Open the package and you find a pile of dried leaves of various kinds, some pieces of wood with the bark still on them, and some twigs. The package lists twelve separate items. There are more leaves than anything else, but the two most important ingredients by weight are wood: the root of gangmei (Ilex asprella Champ., a type of holm-oak) and small branches of sang (Morus alba L., the mulberry tree).
Following the instructions, I bring five rice-bowls of water to a boil, throw in the whole contents of the package, and simmer for two hours. The liquid rapidly turns a murky light brown. There is a distinctive herbal smell. My wife comes home and her first words are "Oh, you're making liangcha." And when I strain out the sodden leaves, twigs, and bits of wood after two hours, there is a distinctive taste in the brown decoction. Not to put too fine a point on it, it tastes like boiled wood.
After the liangcha has cooled a bit, I ladle up two cups, drop into each of them five coarse rock-sugar crystals (it's called "ice sugar" in Chinese), and listen as they crack in the hot liquid.
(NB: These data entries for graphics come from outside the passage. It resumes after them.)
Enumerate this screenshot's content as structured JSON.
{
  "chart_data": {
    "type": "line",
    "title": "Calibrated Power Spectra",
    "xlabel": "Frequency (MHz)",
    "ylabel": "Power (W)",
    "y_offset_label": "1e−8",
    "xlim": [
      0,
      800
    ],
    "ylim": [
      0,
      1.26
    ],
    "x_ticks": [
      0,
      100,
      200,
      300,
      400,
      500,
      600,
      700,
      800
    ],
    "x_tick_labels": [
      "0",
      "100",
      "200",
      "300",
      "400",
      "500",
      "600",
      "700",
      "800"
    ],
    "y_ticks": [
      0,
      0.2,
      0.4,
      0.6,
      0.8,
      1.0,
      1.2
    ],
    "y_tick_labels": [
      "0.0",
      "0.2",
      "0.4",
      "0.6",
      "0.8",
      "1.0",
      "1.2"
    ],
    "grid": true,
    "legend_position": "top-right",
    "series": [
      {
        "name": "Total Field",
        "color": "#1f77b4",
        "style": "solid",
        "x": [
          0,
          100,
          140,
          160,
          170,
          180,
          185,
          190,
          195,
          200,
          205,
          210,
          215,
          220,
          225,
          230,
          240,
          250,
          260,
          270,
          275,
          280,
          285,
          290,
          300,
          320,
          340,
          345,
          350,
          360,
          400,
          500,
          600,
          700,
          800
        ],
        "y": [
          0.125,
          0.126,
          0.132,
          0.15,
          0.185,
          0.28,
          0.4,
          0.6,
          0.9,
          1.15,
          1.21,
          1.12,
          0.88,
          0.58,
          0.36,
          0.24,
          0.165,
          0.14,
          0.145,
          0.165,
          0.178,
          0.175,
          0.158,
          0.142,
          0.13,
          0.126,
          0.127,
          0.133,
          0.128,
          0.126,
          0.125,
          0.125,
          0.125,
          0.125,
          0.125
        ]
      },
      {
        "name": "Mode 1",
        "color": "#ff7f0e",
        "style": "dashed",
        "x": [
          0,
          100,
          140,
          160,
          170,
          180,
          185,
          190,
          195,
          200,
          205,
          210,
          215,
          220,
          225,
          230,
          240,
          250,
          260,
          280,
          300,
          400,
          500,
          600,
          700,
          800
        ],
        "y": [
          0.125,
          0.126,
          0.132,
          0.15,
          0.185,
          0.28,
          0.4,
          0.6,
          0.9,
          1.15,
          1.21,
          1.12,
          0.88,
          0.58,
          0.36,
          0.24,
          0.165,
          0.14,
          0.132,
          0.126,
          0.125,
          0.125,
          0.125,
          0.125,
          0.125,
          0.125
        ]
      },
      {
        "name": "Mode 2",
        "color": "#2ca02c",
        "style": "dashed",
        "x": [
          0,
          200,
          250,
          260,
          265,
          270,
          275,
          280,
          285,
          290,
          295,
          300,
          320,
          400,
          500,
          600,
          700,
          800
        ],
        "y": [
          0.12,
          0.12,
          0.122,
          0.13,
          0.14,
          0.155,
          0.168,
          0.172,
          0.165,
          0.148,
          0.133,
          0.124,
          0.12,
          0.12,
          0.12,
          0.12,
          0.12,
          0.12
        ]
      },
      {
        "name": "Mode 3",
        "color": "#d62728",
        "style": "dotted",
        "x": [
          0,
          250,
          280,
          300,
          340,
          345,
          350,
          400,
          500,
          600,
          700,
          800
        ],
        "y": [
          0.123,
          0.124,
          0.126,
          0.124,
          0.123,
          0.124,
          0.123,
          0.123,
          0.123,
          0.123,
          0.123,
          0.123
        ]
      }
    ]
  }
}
saliva starts, appetite opens...
Stir until they dissolve. My wife and I drink together. We look at each other, then we make faces. Chinese medicine usually tastes awful, which for me is part of its attraction. But this isn't even bad enough to be interesting. The flavor doesn't carry anything of the interesting aroma that was produced while it was infusing. Most seriously, it's not bitter. It just tastes like boiled wood.
Disappointed, we decide to break out the Lagavulin and disperse our heat that way.